Hay algo de la vida real que no parecen detectar los radares del Gobierno. Esa realidad está impregnada de una angustia que transita por canales subterráneos. Sin embargo, es percibida a simple vista apenas se sale de los microclimas y la endogamia de la política. Cuando se habla con jóvenes de clase media y de estratos más humildes, se percibe cierta desazón, pero a la vez una rebeldía silenciosa. Ven la pendiente en la que se desliza el país y les cuesta construir una esperanza. Pero no compran relatos ni espejitos de colores. Sufren la realidad en carne propia: el empleo joven es cada vez más precario; la capacidad de ahorro es casi nula; la inflación devora los ingresos. En las últimas décadas, se ha incentivado el consumo de zapatillas, celulares y televisores en cuotas. Muchas familias hoy se encuentran asfixiadas por la tarjeta, sin posibilidades siquiera de mantener ese estándar de consumo. El Gobierno, lejos de intentar construir una perspectiva de largo plazo, y darle sentido al esfuerzo, prometió “asado para todos”. El cortoplacismo ya se ha encogido al horizonte del fin de semana y el crédito se ha replegado al Ahora 12 en las carnicerías. A los jóvenes que sufren esas penurias no se los conquista llamándolos “chiques”. Es probable que ese truco ni siquiera funcione entre “los pibes” del Nacional Buenos Aires, que, a pesar de estar representados por cierto ideologismo militante, también empiezan a preguntarse si el cierre de colegios durante todo un año no revela, en realidad, una profunda indiferencia frente a su propio futuro.

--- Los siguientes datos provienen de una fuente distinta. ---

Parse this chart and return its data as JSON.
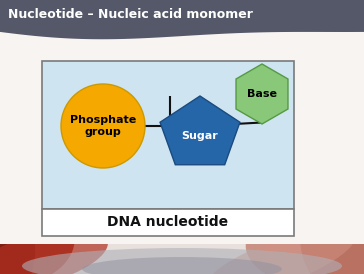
{
  "title": "Nucleotide – Nucleic acid monomer",
  "title_color": "#ffffff",
  "title_bg_left": "#5a5e6e",
  "title_bg_right": "#e09060",
  "bg_color": "#e8e0dc",
  "diagram_bg": "#cee4f0",
  "diagram_border": "#7a7a7a",
  "phosphate_color": "#f5a800",
  "phosphate_label": "Phosphate\ngroup",
  "sugar_color": "#2566a8",
  "sugar_label": "Sugar",
  "base_color": "#88c878",
  "base_label": "Base",
  "connector_color": "#111111",
  "label_fontsize": 8,
  "title_fontsize": 9,
  "caption": "DNA nucleotide",
  "caption_fontsize": 10,
  "caption_color": "#111111",
  "swirl_color1": "#e08858",
  "swirl_color2": "#d4c0b0",
  "bottom_red": "#b03020",
  "bottom_pink": "#c08070"
}
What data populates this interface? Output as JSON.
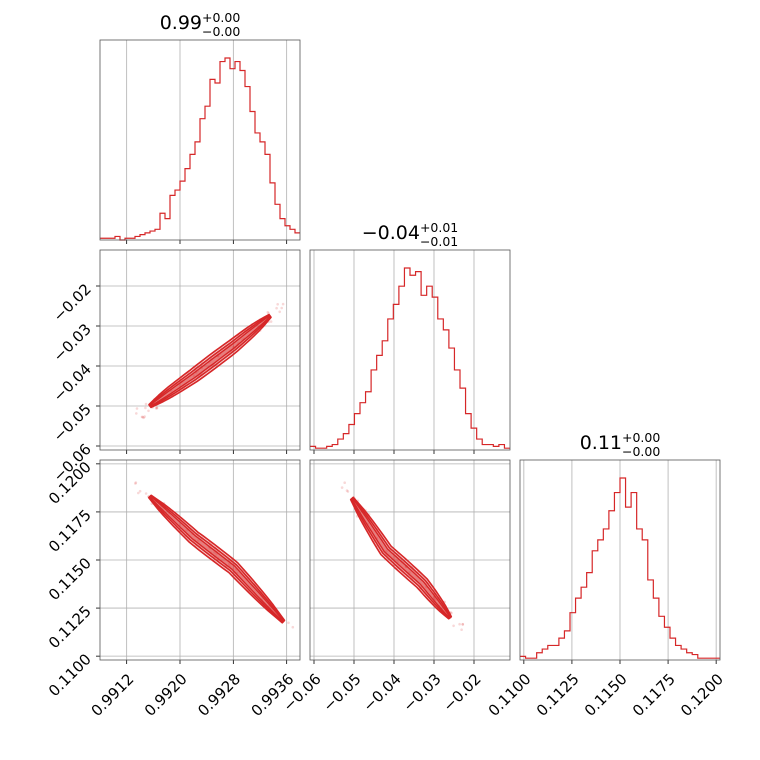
{
  "colors": {
    "accent": "#d62728",
    "grid": "#b0b0b0",
    "spine": "#555555",
    "background": "#ffffff"
  },
  "chart_data": {
    "type": "corner",
    "parameters": [
      {
        "title_value": "0.99",
        "title_sup": "+0.00",
        "title_sub": "−0.00",
        "range": [
          0.9908,
          0.9938
        ],
        "ticks": [
          0.9912,
          0.992,
          0.9928,
          0.9936
        ],
        "tick_labels": [
          "0.9912",
          "0.9920",
          "0.9928",
          "0.9936"
        ]
      },
      {
        "title_value": "−0.04",
        "title_sup": "+0.01",
        "title_sub": "−0.01",
        "range": [
          -0.061,
          -0.011
        ],
        "ticks": [
          -0.06,
          -0.05,
          -0.04,
          -0.03,
          -0.02
        ],
        "tick_labels": [
          "−0.06",
          "−0.05",
          "−0.04",
          "−0.03",
          "−0.02"
        ]
      },
      {
        "title_value": "0.11",
        "title_sup": "+0.00",
        "title_sub": "−0.00",
        "range": [
          0.1098,
          0.1202
        ],
        "ticks": [
          0.11,
          0.1125,
          0.115,
          0.1175,
          0.12
        ],
        "tick_labels": [
          "0.1100",
          "0.1125",
          "0.1150",
          "0.1175",
          "0.1200"
        ]
      }
    ],
    "histograms": [
      {
        "param": 0,
        "bin_range": [
          0.9908,
          0.9938
        ],
        "counts": [
          1,
          1,
          1,
          2,
          0,
          1,
          1,
          2,
          3,
          4,
          5,
          6,
          15,
          12,
          25,
          28,
          33,
          40,
          48,
          55,
          68,
          75,
          90,
          88,
          100,
          102,
          96,
          100,
          95,
          86,
          72,
          60,
          55,
          48,
          32,
          20,
          12,
          8,
          6,
          4
        ]
      },
      {
        "param": 1,
        "bin_range": [
          -0.061,
          -0.011
        ],
        "counts": [
          2,
          1,
          1,
          2,
          3,
          6,
          9,
          14,
          20,
          26,
          32,
          44,
          52,
          60,
          72,
          80,
          90,
          100,
          96,
          98,
          85,
          90,
          84,
          72,
          66,
          56,
          44,
          34,
          20,
          12,
          6,
          3,
          3,
          2,
          3,
          1
        ]
      },
      {
        "param": 2,
        "bin_range": [
          0.1098,
          0.1202
        ],
        "counts": [
          2,
          1,
          1,
          4,
          6,
          8,
          8,
          12,
          16,
          26,
          34,
          40,
          48,
          60,
          66,
          72,
          82,
          92,
          100,
          84,
          92,
          72,
          66,
          44,
          34,
          24,
          18,
          12,
          8,
          6,
          4,
          3,
          1,
          1,
          1,
          1
        ]
      }
    ],
    "correlations": [
      {
        "x_param": 0,
        "y_param": 1,
        "relation": "positive",
        "ridge_x": [
          0.99155,
          0.9922,
          0.9928,
          0.99335
        ],
        "ridge_y": [
          -0.05,
          -0.0425,
          -0.035,
          -0.0275
        ]
      },
      {
        "x_param": 0,
        "y_param": 2,
        "relation": "negative",
        "ridge_x": [
          0.99155,
          0.9922,
          0.9928,
          0.99355
        ],
        "ridge_y": [
          0.1183,
          0.1162,
          0.1146,
          0.1118
        ]
      },
      {
        "x_param": 1,
        "y_param": 2,
        "relation": "negative",
        "ridge_x": [
          -0.0505,
          -0.042,
          -0.033,
          -0.026
        ],
        "ridge_y": [
          0.1182,
          0.1155,
          0.1138,
          0.112
        ]
      }
    ],
    "grid": true,
    "legend": "none"
  }
}
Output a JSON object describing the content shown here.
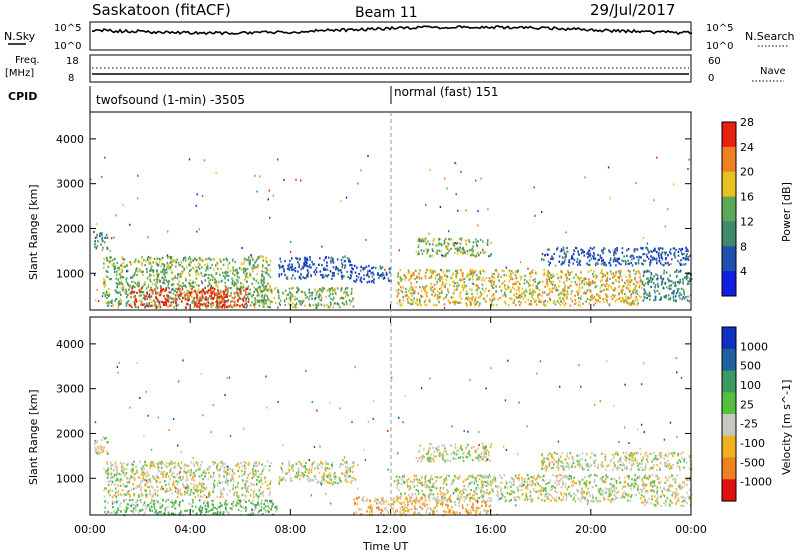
{
  "header": {
    "station": "Saskatoon (fitACF)",
    "beam": "Beam 11",
    "date": "29/Jul/2017"
  },
  "top_panels": {
    "nsky_label": "N.Sky",
    "nsearch_label": "N.Search",
    "nsky_ticks": [
      "10^5",
      "10^0"
    ],
    "nsearch_ticks": [
      "10^5",
      "10^0"
    ],
    "freq_label_1": "Freq.",
    "freq_label_2": "[MHz]",
    "freq_ticks": [
      "18",
      "8"
    ],
    "nave_label": "Nave",
    "nave_ticks": [
      "60",
      "0"
    ],
    "cpid_label": "CPID",
    "cpid_mode_1": "twofsound (1-min) -3505",
    "cpid_mode_2": "normal (fast) 151"
  },
  "chart_data": [
    {
      "type": "heatmap",
      "title": "Power",
      "ylabel": "Slant Range [km]",
      "ylim": [
        180,
        4600
      ],
      "yticks": [
        1000,
        2000,
        3000,
        4000
      ],
      "xlim": [
        0,
        24
      ],
      "colorbar_label": "Power [dB]",
      "colorbar_ticks": [
        "4",
        "8",
        "12",
        "16",
        "20",
        "24",
        "28"
      ],
      "colors": [
        "#1020e0",
        "#2050b0",
        "#3e8a6a",
        "#5aa95a",
        "#e8c020",
        "#f08020",
        "#e82010"
      ],
      "scatter_regions": [
        {
          "t0": 0.1,
          "t1": 0.7,
          "r0": 1550,
          "r1": 1950,
          "level": 2
        },
        {
          "t0": 0.5,
          "t1": 7.2,
          "r0": 250,
          "r1": 1400,
          "level": 3
        },
        {
          "t0": 1.5,
          "t1": 6.3,
          "r0": 250,
          "r1": 700,
          "level": 6
        },
        {
          "t0": 6.5,
          "t1": 10.5,
          "r0": 250,
          "r1": 700,
          "level": 3
        },
        {
          "t0": 7.5,
          "t1": 10.5,
          "r0": 900,
          "r1": 1400,
          "level": 1
        },
        {
          "t0": 10.5,
          "t1": 12.0,
          "r0": 800,
          "r1": 1200,
          "level": 1
        },
        {
          "t0": 12.2,
          "t1": 22.0,
          "r0": 300,
          "r1": 1100,
          "level": 4
        },
        {
          "t0": 13.0,
          "t1": 16.0,
          "r0": 1400,
          "r1": 1800,
          "level": 3
        },
        {
          "t0": 18.0,
          "t1": 24.0,
          "r0": 1200,
          "r1": 1600,
          "level": 1
        },
        {
          "t0": 22.0,
          "t1": 24.0,
          "r0": 400,
          "r1": 1100,
          "level": 2
        }
      ]
    },
    {
      "type": "heatmap",
      "title": "Velocity",
      "ylabel": "Slant Range [km]",
      "ylim": [
        180,
        4600
      ],
      "yticks": [
        1000,
        2000,
        3000,
        4000
      ],
      "xlim": [
        0,
        24
      ],
      "xticks": [
        "00:00",
        "04:00",
        "08:00",
        "12:00",
        "16:00",
        "20:00",
        "00:00"
      ],
      "xlabel": "Time UT",
      "colorbar_label": "Velocity [m s^-1]",
      "colorbar_ticks": [
        "1000",
        "500",
        "100",
        "25",
        "-25",
        "-100",
        "-500",
        "-1000"
      ],
      "colors": [
        "#1030c0",
        "#2060a0",
        "#3a9a60",
        "#55c040",
        "#c8c8c0",
        "#f0b020",
        "#f08020",
        "#e01010"
      ],
      "scatter_regions": [
        {
          "t0": 0.1,
          "t1": 0.7,
          "r0": 1550,
          "r1": 1950,
          "level": 4
        },
        {
          "t0": 0.5,
          "t1": 7.2,
          "r0": 600,
          "r1": 1400,
          "level": 4
        },
        {
          "t0": 0.5,
          "t1": 7.5,
          "r0": 200,
          "r1": 550,
          "level": 3
        },
        {
          "t0": 7.5,
          "t1": 10.5,
          "r0": 900,
          "r1": 1400,
          "level": 4
        },
        {
          "t0": 10.5,
          "t1": 16.0,
          "r0": 200,
          "r1": 600,
          "level": 5
        },
        {
          "t0": 12.2,
          "t1": 22.0,
          "r0": 500,
          "r1": 1100,
          "level": 4
        },
        {
          "t0": 13.0,
          "t1": 16.0,
          "r0": 1400,
          "r1": 1800,
          "level": 4
        },
        {
          "t0": 18.0,
          "t1": 24.0,
          "r0": 1200,
          "r1": 1600,
          "level": 4
        },
        {
          "t0": 22.0,
          "t1": 24.0,
          "r0": 400,
          "r1": 1100,
          "level": 4
        }
      ]
    }
  ]
}
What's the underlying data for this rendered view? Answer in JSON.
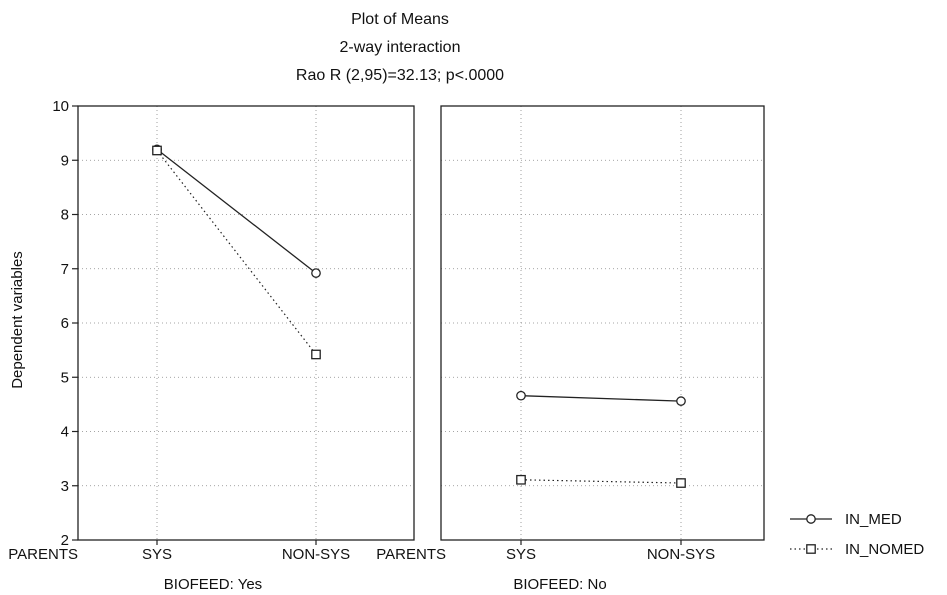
{
  "chart_data": {
    "type": "line",
    "title": "Plot of Means",
    "subtitle": "2-way interaction",
    "statistic": "Rao R (2,95)=32.13; p<.0000",
    "ylabel": "Dependent variables",
    "ylim": [
      2,
      10
    ],
    "yticks": [
      "2",
      "3",
      "4",
      "5",
      "6",
      "7",
      "8",
      "9",
      "10"
    ],
    "factor_label": "PARENTS",
    "categories": [
      "SYS",
      "NON-SYS"
    ],
    "grid": true,
    "legend_position": "right-bottom",
    "panels": [
      {
        "xlabel": "BIOFEED: Yes",
        "series": [
          {
            "name": "IN_MED",
            "marker": "circle",
            "line": "solid",
            "values": [
              9.2,
              6.92
            ]
          },
          {
            "name": "IN_NOMED",
            "marker": "square",
            "line": "dotted",
            "values": [
              9.18,
              5.42
            ]
          }
        ]
      },
      {
        "xlabel": "BIOFEED: No",
        "series": [
          {
            "name": "IN_MED",
            "marker": "circle",
            "line": "solid",
            "values": [
              4.66,
              4.56
            ]
          },
          {
            "name": "IN_NOMED",
            "marker": "square",
            "line": "dotted",
            "values": [
              3.11,
              3.05
            ]
          }
        ]
      }
    ]
  }
}
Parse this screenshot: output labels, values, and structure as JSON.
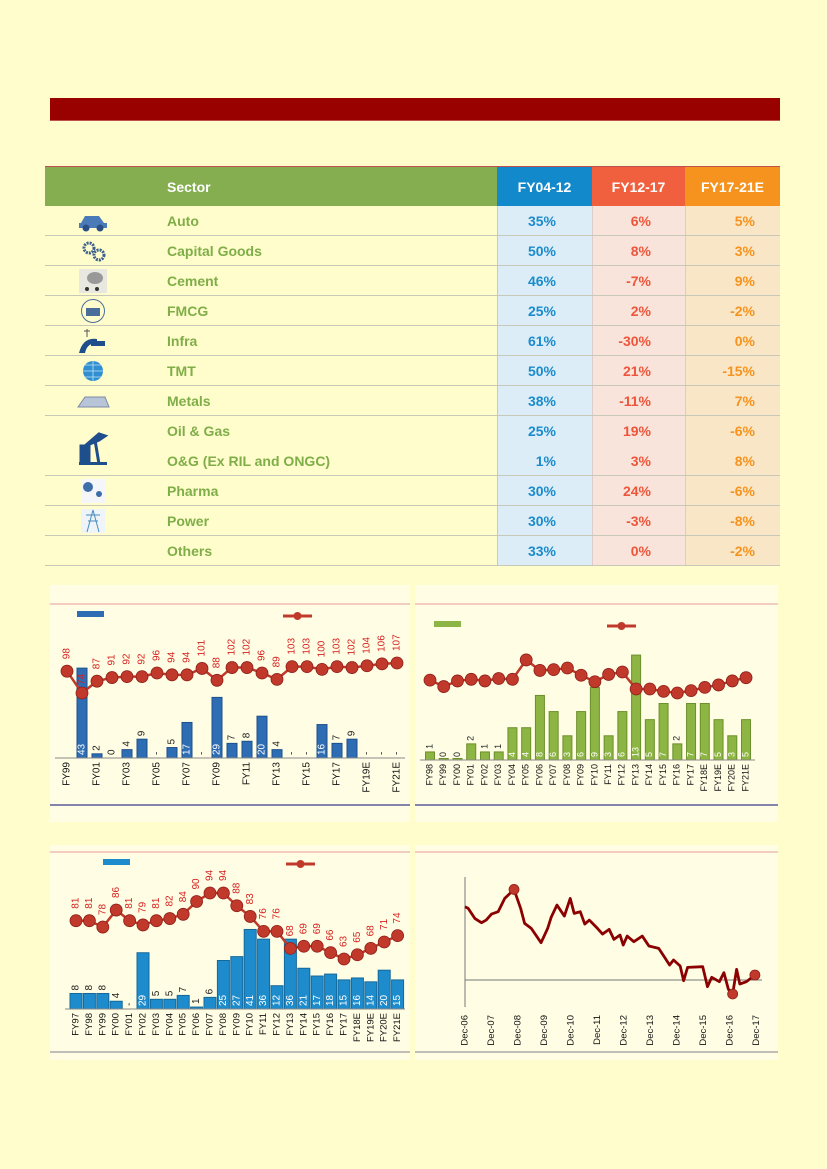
{
  "table": {
    "headers": {
      "sector": "Sector",
      "c1": "FY04-12",
      "c2": "FY12-17",
      "c3": "FY17-21E"
    },
    "rows": [
      {
        "sector": "Auto",
        "icon": "car-wrench-icon",
        "c1": "35%",
        "c2": "6%",
        "c3": "5%"
      },
      {
        "sector": "Capital Goods",
        "icon": "gears-icon",
        "c1": "50%",
        "c2": "8%",
        "c3": "3%"
      },
      {
        "sector": "Cement",
        "icon": "cement-mixer-icon",
        "c1": "46%",
        "c2": "-7%",
        "c3": "9%"
      },
      {
        "sector": "FMCG",
        "icon": "consumer-goods-icon",
        "c1": "25%",
        "c2": "2%",
        "c3": "-2%"
      },
      {
        "sector": "Infra",
        "icon": "road-infrastructure-icon",
        "c1": "61%",
        "c2": "-30%",
        "c3": "0%"
      },
      {
        "sector": "TMT",
        "icon": "globe-icon",
        "c1": "50%",
        "c2": "21%",
        "c3": "-15%"
      },
      {
        "sector": "Metals",
        "icon": "metal-ingots-icon",
        "c1": "38%",
        "c2": "-11%",
        "c3": "7%"
      },
      {
        "sector": "Oil & Gas",
        "icon": "oil-pump-icon",
        "c1": "25%",
        "c2": "19%",
        "c3": "-6%"
      },
      {
        "sector": "O&G (Ex RIL and ONGC)",
        "icon": "",
        "c1": "1%",
        "c2": "3%",
        "c3": "8%"
      },
      {
        "sector": "Pharma",
        "icon": "pharma-icon",
        "c1": "30%",
        "c2": "24%",
        "c3": "-6%"
      },
      {
        "sector": "Power",
        "icon": "power-tower-icon",
        "c1": "30%",
        "c2": "-3%",
        "c3": "-8%"
      },
      {
        "sector": "Others",
        "icon": "",
        "c1": "33%",
        "c2": "0%",
        "c3": "-2%"
      }
    ]
  },
  "colors": {
    "banner": "#990000",
    "blue": "#1289ca",
    "red": "#f0603e",
    "orange": "#f6931e",
    "green": "#84ae4f",
    "line": "#c0392b"
  },
  "chart_data": [
    {
      "type": "bar+line",
      "categories": [
        "FY99",
        "FY00",
        "FY01",
        "FY02",
        "FY03",
        "FY04",
        "FY05",
        "FY06",
        "FY07",
        "FY08",
        "FY09",
        "FY10",
        "FY11",
        "FY12",
        "FY13",
        "FY14",
        "FY15",
        "FY16",
        "FY17",
        "FY18",
        "FY19E",
        "FY20E",
        "FY21E"
      ],
      "x_tick_labels_shown": [
        "FY99",
        "FY01",
        "FY03",
        "FY05",
        "FY07",
        "FY09",
        "FY11",
        "FY13",
        "FY15",
        "FY17",
        "FY19E",
        "FY21E"
      ],
      "bar_series": {
        "values": [
          null,
          43,
          2,
          0,
          4,
          9,
          null,
          5,
          17,
          null,
          29,
          7,
          8,
          20,
          4,
          null,
          null,
          16,
          7,
          9,
          null,
          null,
          null
        ],
        "labels": [
          "",
          "43",
          "2",
          "0",
          "4",
          "9",
          "-",
          "5",
          "17",
          "-",
          "29",
          "7",
          "8",
          "20",
          "4",
          "-",
          "-",
          "16",
          "7",
          "9",
          "-",
          "-",
          "-"
        ]
      },
      "line_series": {
        "values": [
          98,
          74,
          87,
          91,
          92,
          92,
          96,
          94,
          94,
          101,
          88,
          102,
          102,
          96,
          89,
          103,
          103,
          100,
          103,
          102,
          104,
          106,
          107
        ]
      }
    },
    {
      "type": "bar+line",
      "categories": [
        "FY98",
        "FY99",
        "FY00",
        "FY01",
        "FY02",
        "FY03",
        "FY04",
        "FY05",
        "FY06",
        "FY07",
        "FY08",
        "FY09",
        "FY10",
        "FY11",
        "FY12",
        "FY13",
        "FY14",
        "FY15",
        "FY16",
        "FY17",
        "FY18E",
        "FY19E",
        "FY20E",
        "FY21E"
      ],
      "bar_series": {
        "values": [
          1,
          0,
          0,
          2,
          1,
          1,
          4,
          4,
          8,
          6,
          3,
          6,
          9,
          3,
          6,
          13,
          5,
          7,
          2,
          7,
          7,
          5,
          3,
          5
        ]
      },
      "line_series": {
        "values": [
          9.9,
          9.1,
          9.8,
          10.0,
          9.8,
          10.1,
          10.0,
          12.4,
          11.1,
          11.2,
          11.4,
          10.5,
          9.7,
          10.6,
          10.9,
          8.8,
          8.8,
          8.5,
          8.3,
          8.6,
          9.0,
          9.3,
          9.8,
          10.2
        ]
      }
    },
    {
      "type": "bar+line",
      "categories": [
        "FY97",
        "FY98",
        "FY99",
        "FY00",
        "FY01",
        "FY02",
        "FY03",
        "FY04",
        "FY05",
        "FY06",
        "FY07",
        "FY08",
        "FY09",
        "FY10",
        "FY11",
        "FY12",
        "FY13",
        "FY14",
        "FY15",
        "FY16",
        "FY17",
        "FY18E",
        "FY19E",
        "FY20E",
        "FY21E"
      ],
      "bar_series": {
        "values": [
          8,
          8,
          8,
          4,
          null,
          29,
          5,
          5,
          7,
          1,
          6,
          25,
          27,
          41,
          36,
          12,
          36,
          21,
          17,
          18,
          15,
          16,
          14,
          20,
          15
        ],
        "labels": [
          "8",
          "8",
          "8",
          "4",
          "-",
          "29",
          "5",
          "5",
          "7",
          "1",
          "6",
          "25",
          "27",
          "41",
          "36",
          "12",
          "36",
          "21",
          "17",
          "18",
          "15",
          "16",
          "14",
          "20",
          "15"
        ]
      },
      "line_series": {
        "values": [
          81,
          81,
          78,
          86,
          81,
          79,
          81,
          82,
          84,
          90,
          94,
          94,
          88,
          83,
          76,
          76,
          68,
          69,
          69,
          66,
          63,
          65,
          68,
          71,
          74
        ]
      }
    },
    {
      "type": "line",
      "x_tick_labels": [
        "Dec-06",
        "Dec-07",
        "Dec-08",
        "Dec-09",
        "Dec-10",
        "Dec-11",
        "Dec-12",
        "Dec-13",
        "Dec-14",
        "Dec-15",
        "Dec-16",
        "Dec-17"
      ],
      "x_unit": "years since Dec-06",
      "points": [
        [
          0,
          22
        ],
        [
          0.12,
          21.5
        ],
        [
          0.37,
          18.5
        ],
        [
          0.62,
          17.2
        ],
        [
          0.8,
          18
        ],
        [
          1.0,
          19.8
        ],
        [
          1.25,
          20.5
        ],
        [
          1.5,
          24.5
        ],
        [
          1.85,
          27.2
        ],
        [
          2.1,
          21.5
        ],
        [
          2.25,
          17
        ],
        [
          2.5,
          15.5
        ],
        [
          2.87,
          11.2
        ],
        [
          3.12,
          15.5
        ],
        [
          3.25,
          18.8
        ],
        [
          3.47,
          22.5
        ],
        [
          3.75,
          19.2
        ],
        [
          3.97,
          24.5
        ],
        [
          4.12,
          20
        ],
        [
          4.35,
          20.5
        ],
        [
          4.52,
          16.8
        ],
        [
          4.69,
          18
        ],
        [
          5.0,
          15.5
        ],
        [
          5.19,
          13.8
        ],
        [
          5.44,
          15.2
        ],
        [
          5.62,
          12.2
        ],
        [
          5.85,
          13.5
        ],
        [
          5.97,
          10.5
        ],
        [
          6.12,
          13.2
        ],
        [
          6.37,
          11.5
        ],
        [
          6.69,
          13.2
        ],
        [
          6.94,
          10.2
        ],
        [
          7.31,
          9.5
        ],
        [
          7.5,
          7.2
        ],
        [
          7.72,
          4.5
        ],
        [
          7.87,
          6
        ],
        [
          8.12,
          4.2
        ],
        [
          8.25,
          -0.2
        ],
        [
          8.4,
          3.8
        ],
        [
          8.97,
          4
        ],
        [
          9.15,
          -2
        ],
        [
          9.31,
          0.8
        ],
        [
          9.6,
          -0.5
        ],
        [
          9.77,
          2.2
        ],
        [
          9.94,
          -2.8
        ],
        [
          10.1,
          -4.2
        ],
        [
          10.25,
          3.2
        ],
        [
          10.37,
          -1.2
        ],
        [
          10.62,
          -0.5
        ],
        [
          10.94,
          1.5
        ]
      ],
      "highlighted_points": [
        [
          1.85,
          27.2
        ],
        [
          10.1,
          -4.2
        ],
        [
          10.94,
          1.5
        ]
      ],
      "reference_line": 0
    }
  ]
}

Con el cierre de las escuelas ha quedado desnuda la desconexión entre el discurso oficial y la vida de las familias. Les fallaron hasta los reflejos del paternalismo y han terminado por crear una suerte de Estado abandónico. Mientras les hablaban a los gremios, dejaban de ver el bosque. Mientras llamaban a “los propios” a militar la cuarentena –como si fuera una epopeya en lugar de una desgracia–, se les escapaban los elefantes en los que se había montado la angustia social. Es un gobierno que ve la realidad a través del empleo público, por eso les habla a “los maestros y las maestras” sin ver a la escuela en su conjunto; sin ver a los chicos y a los padres. Sin ver tampoco a los cuentapropistas, a los plomeros y los técnicos que viven de su trabajo diario. Es un discurso que acomoda los argumentos y distorsiona la realidad. Con los mismos datos con los que cerraron los colegios, decidieron abrirlos. Todo, con el escaso rigor con el que el Presidente dijo que “las madres se amontonan en la puerta de las escuelas y los chicos juegan a cambiarse los barbijos”.
Quizá valga la pena que algunos funcionarios hagan el ejercicio de salir de sus despachos y de las cápsulas militantes para acercarse a las colas en las que miles de jóvenes buscan empleo. Verán que en esas colas se habla otro lenguaje y se escucha otra música: ni Viglietti de los setenta ni el rock nacional de los ochenta. Mientras millones de jóvenes miran a Europa, Australia o Nueva Zelanda, el Gobierno mira a Rusia, Venezuela y Nicaragua. Encapsulado en sus prejuicios, sus confusiones y sus dogmas, el poder cada vez parece más lejos de sintonizar con “la vida real”.